The slightest change in support can tip the North Carolina vote in favor of President Obama or Republican challenger Mitt Romney.
An Elon University poll released this week shows they are in a statistical dead heat heading into the final week of campaigning. They are appealing to an electorate that’s undergone significant change. U.S. Census figures show minorities accounted for 35 percent of North Carolina’s population growth in the last decade.
So we looked at the influence of the minority vote and the challenges Romney has in capturing it.
Polls show President Obama and Mitt Romney virtually neck-and-neck. But among minorities, it’s a very different picture.
Romney only has about 15 percent support among North Carolina’s minority voters. They make up 28.6 of voters in the state.
So any traction that Romney can get could turn the election in his favor.
The Romney campaign has dispatched Florida Senator Marco Rubio to swing states in hopes of appealing to Hispanic voters.
Rubio is speaking at the SteelFab factory in west Charlotte. Besides the plant workers standing behind him, it’s an overwhelmingly white crowd.
But there’s one African-American couple standing all the way in the back: Gloria and George Williams. They’re registered Democrats, but they say that’s coming to an end:
"I mean I’m not for gay marriage, I don’t believe in abortion, I don’t believe in big government spending," George Williams says. "So, I just … I just don’t agree anymore.”
His wife, Gloria, is a banker in Charlotte. She says the biggest deal for her is that "people are hurting and need jobs and there needs to be a way to make that happen and Obama’s way is not the way to make jobs".
And that’s the message that Romney is taking to minority voters at political rallies or civil rights organizations, according to Winthrop University political scientist Adolphus Belk.
“Even then, it was less about playing to the African-American vote per say and more about signaling to a wider audience that he’s capable of dealing with African-Americans," Belk says. "And that also includes delivering harsh messages that from the vantage point of some partisans, need to be delivered.”
But the message isn’t registering much. Four years ago, more than 90 percent of African Americans in North Carolina voted for President Obama. Polls show it’ll be about the same this time around.
That doesn’t surprise African American Republican Guy Spann. He’s on the executive board of the Mecklenburg County’s Young Republicans, and he says it’s tough to be black and support Romney.

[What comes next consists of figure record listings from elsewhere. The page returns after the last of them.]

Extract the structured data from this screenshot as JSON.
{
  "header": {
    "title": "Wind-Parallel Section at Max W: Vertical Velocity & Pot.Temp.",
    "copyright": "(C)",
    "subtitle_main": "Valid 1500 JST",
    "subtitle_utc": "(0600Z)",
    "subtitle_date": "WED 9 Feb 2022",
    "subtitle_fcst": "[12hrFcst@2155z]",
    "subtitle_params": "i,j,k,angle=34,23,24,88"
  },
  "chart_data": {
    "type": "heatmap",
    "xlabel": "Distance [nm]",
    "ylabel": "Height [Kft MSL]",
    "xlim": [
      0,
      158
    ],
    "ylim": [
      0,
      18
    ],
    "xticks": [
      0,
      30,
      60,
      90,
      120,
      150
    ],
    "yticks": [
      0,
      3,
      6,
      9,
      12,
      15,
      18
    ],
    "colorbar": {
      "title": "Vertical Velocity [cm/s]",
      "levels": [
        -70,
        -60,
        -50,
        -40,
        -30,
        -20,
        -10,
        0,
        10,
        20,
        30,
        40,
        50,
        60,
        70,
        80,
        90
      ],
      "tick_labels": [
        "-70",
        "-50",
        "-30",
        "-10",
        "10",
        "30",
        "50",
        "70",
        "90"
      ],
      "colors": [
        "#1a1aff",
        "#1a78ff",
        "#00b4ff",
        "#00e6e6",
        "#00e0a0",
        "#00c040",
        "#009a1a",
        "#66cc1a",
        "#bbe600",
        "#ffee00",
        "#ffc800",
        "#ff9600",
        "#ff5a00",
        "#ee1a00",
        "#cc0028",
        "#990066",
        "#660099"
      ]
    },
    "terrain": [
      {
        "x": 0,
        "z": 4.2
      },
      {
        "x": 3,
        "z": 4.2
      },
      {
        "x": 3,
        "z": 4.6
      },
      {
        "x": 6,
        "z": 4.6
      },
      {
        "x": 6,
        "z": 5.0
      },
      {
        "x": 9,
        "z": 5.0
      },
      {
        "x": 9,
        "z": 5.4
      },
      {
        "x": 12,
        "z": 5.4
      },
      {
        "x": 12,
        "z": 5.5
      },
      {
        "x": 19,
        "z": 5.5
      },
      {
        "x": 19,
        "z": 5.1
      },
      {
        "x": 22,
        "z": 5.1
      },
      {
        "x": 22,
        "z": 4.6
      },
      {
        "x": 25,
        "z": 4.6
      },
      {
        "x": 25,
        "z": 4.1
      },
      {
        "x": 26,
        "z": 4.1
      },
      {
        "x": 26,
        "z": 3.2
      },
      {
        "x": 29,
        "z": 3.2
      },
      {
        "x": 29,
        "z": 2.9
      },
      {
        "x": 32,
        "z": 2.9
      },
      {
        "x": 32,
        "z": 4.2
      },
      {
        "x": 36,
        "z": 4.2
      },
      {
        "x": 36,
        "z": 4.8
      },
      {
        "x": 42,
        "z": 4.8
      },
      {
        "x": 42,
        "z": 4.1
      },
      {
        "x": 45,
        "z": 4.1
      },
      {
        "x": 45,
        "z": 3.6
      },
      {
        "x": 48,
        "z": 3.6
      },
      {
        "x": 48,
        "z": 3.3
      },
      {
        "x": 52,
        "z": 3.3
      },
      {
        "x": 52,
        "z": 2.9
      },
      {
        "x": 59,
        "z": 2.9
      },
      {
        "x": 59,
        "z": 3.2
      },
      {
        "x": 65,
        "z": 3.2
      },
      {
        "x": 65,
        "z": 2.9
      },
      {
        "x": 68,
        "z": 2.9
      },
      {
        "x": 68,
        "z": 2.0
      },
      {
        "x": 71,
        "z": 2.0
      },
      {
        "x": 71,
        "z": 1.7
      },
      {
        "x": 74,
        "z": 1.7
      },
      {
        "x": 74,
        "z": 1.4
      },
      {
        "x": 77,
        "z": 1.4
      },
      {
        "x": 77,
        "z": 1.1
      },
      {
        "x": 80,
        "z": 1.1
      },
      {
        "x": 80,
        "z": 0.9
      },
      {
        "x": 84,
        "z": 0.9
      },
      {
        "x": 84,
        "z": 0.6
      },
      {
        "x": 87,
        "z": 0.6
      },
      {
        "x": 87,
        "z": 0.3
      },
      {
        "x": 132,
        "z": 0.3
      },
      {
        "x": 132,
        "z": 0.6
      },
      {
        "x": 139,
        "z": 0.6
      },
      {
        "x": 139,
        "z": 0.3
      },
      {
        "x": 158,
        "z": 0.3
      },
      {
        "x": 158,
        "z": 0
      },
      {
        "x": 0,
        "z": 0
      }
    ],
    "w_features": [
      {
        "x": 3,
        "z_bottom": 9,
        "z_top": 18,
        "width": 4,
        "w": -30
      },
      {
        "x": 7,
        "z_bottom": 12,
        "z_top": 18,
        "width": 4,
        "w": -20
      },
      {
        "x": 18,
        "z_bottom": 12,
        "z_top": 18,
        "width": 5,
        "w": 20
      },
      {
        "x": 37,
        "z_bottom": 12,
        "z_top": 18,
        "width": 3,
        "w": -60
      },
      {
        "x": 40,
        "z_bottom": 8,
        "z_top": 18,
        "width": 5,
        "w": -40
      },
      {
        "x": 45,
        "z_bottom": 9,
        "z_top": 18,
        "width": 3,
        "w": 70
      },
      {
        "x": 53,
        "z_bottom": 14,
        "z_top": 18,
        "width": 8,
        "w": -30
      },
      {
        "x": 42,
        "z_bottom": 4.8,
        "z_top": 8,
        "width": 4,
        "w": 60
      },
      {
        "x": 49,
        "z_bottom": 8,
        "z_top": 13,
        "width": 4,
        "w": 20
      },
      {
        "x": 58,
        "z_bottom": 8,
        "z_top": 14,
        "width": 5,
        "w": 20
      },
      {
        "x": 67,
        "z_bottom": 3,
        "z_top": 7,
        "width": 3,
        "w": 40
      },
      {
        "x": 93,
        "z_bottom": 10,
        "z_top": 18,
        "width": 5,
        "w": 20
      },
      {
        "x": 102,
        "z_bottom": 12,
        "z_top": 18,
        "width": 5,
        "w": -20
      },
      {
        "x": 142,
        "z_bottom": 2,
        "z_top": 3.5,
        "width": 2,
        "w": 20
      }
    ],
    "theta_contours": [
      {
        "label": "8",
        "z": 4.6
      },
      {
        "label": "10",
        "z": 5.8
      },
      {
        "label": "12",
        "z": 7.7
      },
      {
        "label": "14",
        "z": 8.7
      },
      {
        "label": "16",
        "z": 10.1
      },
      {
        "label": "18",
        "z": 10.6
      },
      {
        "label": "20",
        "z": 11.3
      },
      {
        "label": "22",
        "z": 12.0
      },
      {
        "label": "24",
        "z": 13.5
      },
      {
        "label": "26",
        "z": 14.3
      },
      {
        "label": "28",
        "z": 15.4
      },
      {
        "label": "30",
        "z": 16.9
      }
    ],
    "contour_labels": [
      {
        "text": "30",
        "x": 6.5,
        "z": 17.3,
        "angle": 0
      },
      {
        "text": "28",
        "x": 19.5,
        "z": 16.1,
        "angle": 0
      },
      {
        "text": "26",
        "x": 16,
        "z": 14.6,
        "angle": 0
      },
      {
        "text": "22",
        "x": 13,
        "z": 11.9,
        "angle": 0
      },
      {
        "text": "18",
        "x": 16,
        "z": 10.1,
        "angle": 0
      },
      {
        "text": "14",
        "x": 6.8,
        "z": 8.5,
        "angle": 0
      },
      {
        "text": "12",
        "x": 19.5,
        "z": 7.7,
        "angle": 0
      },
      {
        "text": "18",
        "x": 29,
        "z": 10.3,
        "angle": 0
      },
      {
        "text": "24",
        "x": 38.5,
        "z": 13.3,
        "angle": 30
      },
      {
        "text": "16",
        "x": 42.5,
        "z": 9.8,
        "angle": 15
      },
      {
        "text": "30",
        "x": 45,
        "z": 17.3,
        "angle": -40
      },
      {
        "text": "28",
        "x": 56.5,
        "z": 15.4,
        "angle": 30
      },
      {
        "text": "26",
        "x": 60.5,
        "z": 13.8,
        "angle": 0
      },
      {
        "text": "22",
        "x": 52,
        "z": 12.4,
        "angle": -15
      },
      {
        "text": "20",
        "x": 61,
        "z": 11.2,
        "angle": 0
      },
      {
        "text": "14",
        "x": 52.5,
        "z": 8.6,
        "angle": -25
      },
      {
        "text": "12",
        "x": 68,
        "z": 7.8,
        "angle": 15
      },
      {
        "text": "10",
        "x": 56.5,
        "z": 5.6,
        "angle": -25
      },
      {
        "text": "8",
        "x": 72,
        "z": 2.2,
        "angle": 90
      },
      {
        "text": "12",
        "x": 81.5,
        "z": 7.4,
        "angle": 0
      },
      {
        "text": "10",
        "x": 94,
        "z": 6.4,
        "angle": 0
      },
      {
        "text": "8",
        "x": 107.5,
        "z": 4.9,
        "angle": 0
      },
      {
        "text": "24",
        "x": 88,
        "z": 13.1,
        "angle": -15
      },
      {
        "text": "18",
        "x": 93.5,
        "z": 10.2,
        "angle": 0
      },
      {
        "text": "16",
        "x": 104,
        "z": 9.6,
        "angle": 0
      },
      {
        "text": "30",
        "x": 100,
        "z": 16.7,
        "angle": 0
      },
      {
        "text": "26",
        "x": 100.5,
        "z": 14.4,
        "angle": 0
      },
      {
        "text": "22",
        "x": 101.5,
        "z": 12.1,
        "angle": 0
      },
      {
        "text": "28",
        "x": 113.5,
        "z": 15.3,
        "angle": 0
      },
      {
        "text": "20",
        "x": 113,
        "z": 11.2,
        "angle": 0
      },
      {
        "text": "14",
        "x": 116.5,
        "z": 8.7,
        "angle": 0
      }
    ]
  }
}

“I’ve been called names like Uncle Tom, unfriended on Facebook, in the town I grew up in, people constantly harass my brother asking ‘What’s wrong with him?,’ even family members have become upset because of my ideology,” Spann says.
He says the Romney campaign asked him to reach out to African-American business owners. He tried, but got nowhere.
But reaching out to minority business owners is exactly what they need to keep doing, according to Professor Belk.
“What Romney and the party has to do is find ways to appeal to socially or fiscally conservative African-Americans, Latinos, Asians and Pacific Islanders," Belk says. "That’s not going to happen in a single election cycle. But it can happen over time, if there’s a commitment from the party’s leadership.”
(We wanted to ask the Romney campaign about that commitment, but our requests were declined).
At the Rubio event, Vanessa Faura stands close to the stage. She emigrated from Peru with her family in 1987 and moved to Charlotte in 1997. And she’s always been "a very strong Republican".
She says Senator Rubio’s message on the need for more jobs was on point. She's just launched a catering business with her brother but she takes time out of her schedule to come to events like these and volunteer for the campaign by phone-banking.
She suspects she’s one of the few Hispanic-Americans in the crowd because the event was held during the workday.
She says politicians are always after the “Latino vote”, but they haven’t done a good job of really reaching out to the Latino population.
"The reasons why a lot of Latinos are not Republican is because they just don’t know and they don’t know that they don’t know and that’s a problem."
She says the GOP needs to do a better job of educating Latinos about what the Republican party stands for.
But she's optimistic that her fellow conservative Latinos are out there. She thinks they’re just keeping a low profile for now. She’s confident their presence will be felt on election day.
"When it comes time to vote, we’re going to go out there and we’re going to vote," Faura says. "We are going to vote for Romney and Ryan.”